Graminitigrina flindensis

Scientific classification
- Kingdom: Animalia
- Phylum: Arthropoda
- Clade: Pancrustacea
- Class: Insecta
- Order: Hemiptera
- Suborder: Auchenorrhyncha
- Family: Cicadidae
- Genus: Graminitigrina
- Species: G. flindensis
- Binomial name: Graminitigrina flindensis Ewart, Popple & Hill, 2017

= Graminitigrina flindensis =

- Genus: Graminitigrina
- Species: flindensis
- Authority: Ewart, Popple & Hill, 2017

Species of cicada

Graminitigrina flindensis is a species of cicada, also known as the Hughenden grass-clicker, in the true cicada family, Cicadettinae subfamily and Cicadettini tribe.
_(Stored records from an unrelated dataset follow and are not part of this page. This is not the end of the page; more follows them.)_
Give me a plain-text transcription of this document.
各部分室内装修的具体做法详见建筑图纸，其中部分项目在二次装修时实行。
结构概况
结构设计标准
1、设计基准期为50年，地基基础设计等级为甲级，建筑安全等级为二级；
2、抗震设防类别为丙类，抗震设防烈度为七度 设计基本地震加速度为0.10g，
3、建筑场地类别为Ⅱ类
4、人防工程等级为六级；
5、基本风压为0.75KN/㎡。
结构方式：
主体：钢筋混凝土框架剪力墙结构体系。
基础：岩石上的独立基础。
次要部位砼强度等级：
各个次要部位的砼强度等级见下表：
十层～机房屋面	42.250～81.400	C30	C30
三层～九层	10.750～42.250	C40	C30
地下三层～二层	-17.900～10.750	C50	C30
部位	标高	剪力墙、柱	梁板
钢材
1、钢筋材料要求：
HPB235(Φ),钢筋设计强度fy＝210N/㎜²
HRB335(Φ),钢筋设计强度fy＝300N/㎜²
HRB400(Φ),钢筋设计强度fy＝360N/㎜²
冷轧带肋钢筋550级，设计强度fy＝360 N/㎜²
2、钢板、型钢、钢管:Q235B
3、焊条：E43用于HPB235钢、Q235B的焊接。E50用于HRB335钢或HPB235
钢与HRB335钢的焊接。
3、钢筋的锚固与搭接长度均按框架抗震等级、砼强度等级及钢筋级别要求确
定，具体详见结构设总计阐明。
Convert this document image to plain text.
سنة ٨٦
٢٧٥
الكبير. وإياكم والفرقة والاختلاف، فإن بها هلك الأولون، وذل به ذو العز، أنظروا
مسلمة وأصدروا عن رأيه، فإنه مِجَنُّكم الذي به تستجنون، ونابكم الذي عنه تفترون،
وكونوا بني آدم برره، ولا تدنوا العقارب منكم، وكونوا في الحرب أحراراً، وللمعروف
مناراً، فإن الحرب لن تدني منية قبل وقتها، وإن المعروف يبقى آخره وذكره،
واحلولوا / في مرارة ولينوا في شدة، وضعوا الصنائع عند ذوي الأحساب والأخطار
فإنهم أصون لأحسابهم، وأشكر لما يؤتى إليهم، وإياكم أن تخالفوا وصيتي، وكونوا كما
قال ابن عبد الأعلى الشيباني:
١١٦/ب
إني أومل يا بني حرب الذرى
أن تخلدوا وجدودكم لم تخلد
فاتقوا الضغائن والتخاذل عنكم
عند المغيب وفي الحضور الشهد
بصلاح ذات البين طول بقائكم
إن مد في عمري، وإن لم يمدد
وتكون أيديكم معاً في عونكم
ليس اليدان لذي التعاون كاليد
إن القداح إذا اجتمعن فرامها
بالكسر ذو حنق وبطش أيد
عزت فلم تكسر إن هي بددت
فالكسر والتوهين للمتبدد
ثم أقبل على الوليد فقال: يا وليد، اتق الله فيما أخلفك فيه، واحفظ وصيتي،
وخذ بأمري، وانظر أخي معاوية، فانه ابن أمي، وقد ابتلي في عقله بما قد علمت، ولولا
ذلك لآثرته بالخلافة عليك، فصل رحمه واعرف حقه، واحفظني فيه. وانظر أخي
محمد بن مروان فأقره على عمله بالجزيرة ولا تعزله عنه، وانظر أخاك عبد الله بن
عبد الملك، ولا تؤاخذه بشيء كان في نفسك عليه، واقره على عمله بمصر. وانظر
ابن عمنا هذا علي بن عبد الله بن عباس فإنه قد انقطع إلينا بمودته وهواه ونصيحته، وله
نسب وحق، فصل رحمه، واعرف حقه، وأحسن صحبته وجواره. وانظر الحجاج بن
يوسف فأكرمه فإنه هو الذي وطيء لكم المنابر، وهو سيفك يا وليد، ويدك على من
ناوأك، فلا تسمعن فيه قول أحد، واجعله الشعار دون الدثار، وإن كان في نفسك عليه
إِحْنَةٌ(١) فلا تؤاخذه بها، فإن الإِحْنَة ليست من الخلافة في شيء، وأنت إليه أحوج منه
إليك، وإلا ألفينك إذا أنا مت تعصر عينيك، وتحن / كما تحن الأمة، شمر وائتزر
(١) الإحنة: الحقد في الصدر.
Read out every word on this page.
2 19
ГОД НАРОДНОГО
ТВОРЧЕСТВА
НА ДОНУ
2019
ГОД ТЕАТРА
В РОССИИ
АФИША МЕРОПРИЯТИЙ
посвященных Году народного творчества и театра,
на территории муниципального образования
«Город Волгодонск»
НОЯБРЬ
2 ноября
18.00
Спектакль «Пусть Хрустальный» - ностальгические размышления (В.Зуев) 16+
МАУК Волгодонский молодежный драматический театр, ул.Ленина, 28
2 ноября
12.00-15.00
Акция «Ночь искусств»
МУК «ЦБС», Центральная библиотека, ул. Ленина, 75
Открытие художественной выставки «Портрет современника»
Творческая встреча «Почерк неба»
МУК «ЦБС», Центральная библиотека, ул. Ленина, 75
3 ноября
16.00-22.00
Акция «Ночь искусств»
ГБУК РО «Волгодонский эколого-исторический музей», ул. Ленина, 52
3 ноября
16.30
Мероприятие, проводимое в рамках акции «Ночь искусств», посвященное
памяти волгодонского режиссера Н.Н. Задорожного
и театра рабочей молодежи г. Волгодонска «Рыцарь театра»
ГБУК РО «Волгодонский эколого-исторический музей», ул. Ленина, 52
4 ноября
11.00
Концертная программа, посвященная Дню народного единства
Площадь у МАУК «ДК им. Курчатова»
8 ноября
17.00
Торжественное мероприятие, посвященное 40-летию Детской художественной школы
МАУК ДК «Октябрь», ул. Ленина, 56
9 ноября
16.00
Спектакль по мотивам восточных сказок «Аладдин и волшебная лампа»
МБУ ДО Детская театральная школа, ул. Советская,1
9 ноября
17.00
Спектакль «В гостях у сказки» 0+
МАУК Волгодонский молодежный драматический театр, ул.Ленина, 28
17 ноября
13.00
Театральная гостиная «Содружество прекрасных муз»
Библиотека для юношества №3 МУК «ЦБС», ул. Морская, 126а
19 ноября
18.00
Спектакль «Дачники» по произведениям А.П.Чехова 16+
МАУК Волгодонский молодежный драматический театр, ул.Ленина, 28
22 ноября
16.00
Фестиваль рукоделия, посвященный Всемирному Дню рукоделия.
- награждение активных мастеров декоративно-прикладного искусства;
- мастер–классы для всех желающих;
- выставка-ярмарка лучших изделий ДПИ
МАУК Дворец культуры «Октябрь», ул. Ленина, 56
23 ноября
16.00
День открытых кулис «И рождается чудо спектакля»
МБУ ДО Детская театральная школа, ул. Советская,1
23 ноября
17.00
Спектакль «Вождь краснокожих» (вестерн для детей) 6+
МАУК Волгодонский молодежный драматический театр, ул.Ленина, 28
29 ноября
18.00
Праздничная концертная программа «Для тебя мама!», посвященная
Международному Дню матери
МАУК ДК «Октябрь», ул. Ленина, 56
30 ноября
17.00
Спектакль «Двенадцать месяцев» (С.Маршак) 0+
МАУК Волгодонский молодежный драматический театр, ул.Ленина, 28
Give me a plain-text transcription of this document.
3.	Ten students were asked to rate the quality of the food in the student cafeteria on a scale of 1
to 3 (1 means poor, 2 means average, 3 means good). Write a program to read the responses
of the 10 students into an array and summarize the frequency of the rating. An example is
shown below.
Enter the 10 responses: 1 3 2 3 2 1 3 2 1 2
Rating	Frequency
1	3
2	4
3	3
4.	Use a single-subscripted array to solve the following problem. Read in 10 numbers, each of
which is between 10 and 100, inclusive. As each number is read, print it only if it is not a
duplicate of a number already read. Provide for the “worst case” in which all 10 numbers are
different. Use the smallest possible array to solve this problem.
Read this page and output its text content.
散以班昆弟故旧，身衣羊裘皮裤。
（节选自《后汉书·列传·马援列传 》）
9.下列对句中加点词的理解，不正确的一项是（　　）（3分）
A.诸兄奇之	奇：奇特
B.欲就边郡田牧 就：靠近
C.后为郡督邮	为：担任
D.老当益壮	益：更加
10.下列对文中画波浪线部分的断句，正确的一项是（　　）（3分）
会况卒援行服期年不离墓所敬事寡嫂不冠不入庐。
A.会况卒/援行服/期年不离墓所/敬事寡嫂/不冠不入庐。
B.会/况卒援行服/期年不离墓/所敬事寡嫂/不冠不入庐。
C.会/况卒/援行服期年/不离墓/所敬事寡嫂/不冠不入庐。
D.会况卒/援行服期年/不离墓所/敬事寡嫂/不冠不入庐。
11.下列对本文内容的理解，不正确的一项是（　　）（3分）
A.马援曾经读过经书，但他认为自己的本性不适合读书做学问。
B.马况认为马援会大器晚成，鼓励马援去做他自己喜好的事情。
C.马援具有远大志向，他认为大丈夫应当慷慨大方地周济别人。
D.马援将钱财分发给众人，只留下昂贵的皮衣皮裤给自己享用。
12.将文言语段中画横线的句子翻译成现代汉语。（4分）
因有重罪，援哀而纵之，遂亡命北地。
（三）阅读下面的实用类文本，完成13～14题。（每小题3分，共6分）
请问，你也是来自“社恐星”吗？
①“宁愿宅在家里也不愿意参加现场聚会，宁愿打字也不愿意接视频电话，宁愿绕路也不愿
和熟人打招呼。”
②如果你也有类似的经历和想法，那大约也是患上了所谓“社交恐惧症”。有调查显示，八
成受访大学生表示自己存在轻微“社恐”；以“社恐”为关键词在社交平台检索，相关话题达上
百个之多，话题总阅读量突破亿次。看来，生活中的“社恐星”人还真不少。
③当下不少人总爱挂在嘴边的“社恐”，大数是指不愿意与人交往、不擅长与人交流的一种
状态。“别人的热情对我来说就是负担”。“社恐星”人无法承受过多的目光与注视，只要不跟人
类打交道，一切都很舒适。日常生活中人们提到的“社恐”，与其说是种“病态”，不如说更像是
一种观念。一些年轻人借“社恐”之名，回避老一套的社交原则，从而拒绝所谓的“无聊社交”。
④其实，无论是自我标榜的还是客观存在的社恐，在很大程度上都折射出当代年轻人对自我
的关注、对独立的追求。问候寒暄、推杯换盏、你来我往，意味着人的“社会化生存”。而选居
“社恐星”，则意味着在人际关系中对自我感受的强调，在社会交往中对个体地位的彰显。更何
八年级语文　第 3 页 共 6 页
It is endemic to Australia. It was described in 2017 by entomologists Anthony Ewart, Lindsay Popple and Kathy Hill.

==Etymology==
The specific epithet flindensis is derived from the Flinders River, the headwaters of which are close to the Porcupine Gorge Lookout (the type locality).

==Description==
The length of the forewing is 11–16 mm.

==Distribution and habitat==
The species occurs in the vicinity of Hughenden and the Porcupine Gorge National Park in northern Queensland. Its associated habitat is open eucalypt woodland.

==Behaviour==
Adults have been heard in January and February, clinging to grass stems and shrubs, uttering strong chirping, rattling and buzzing calls.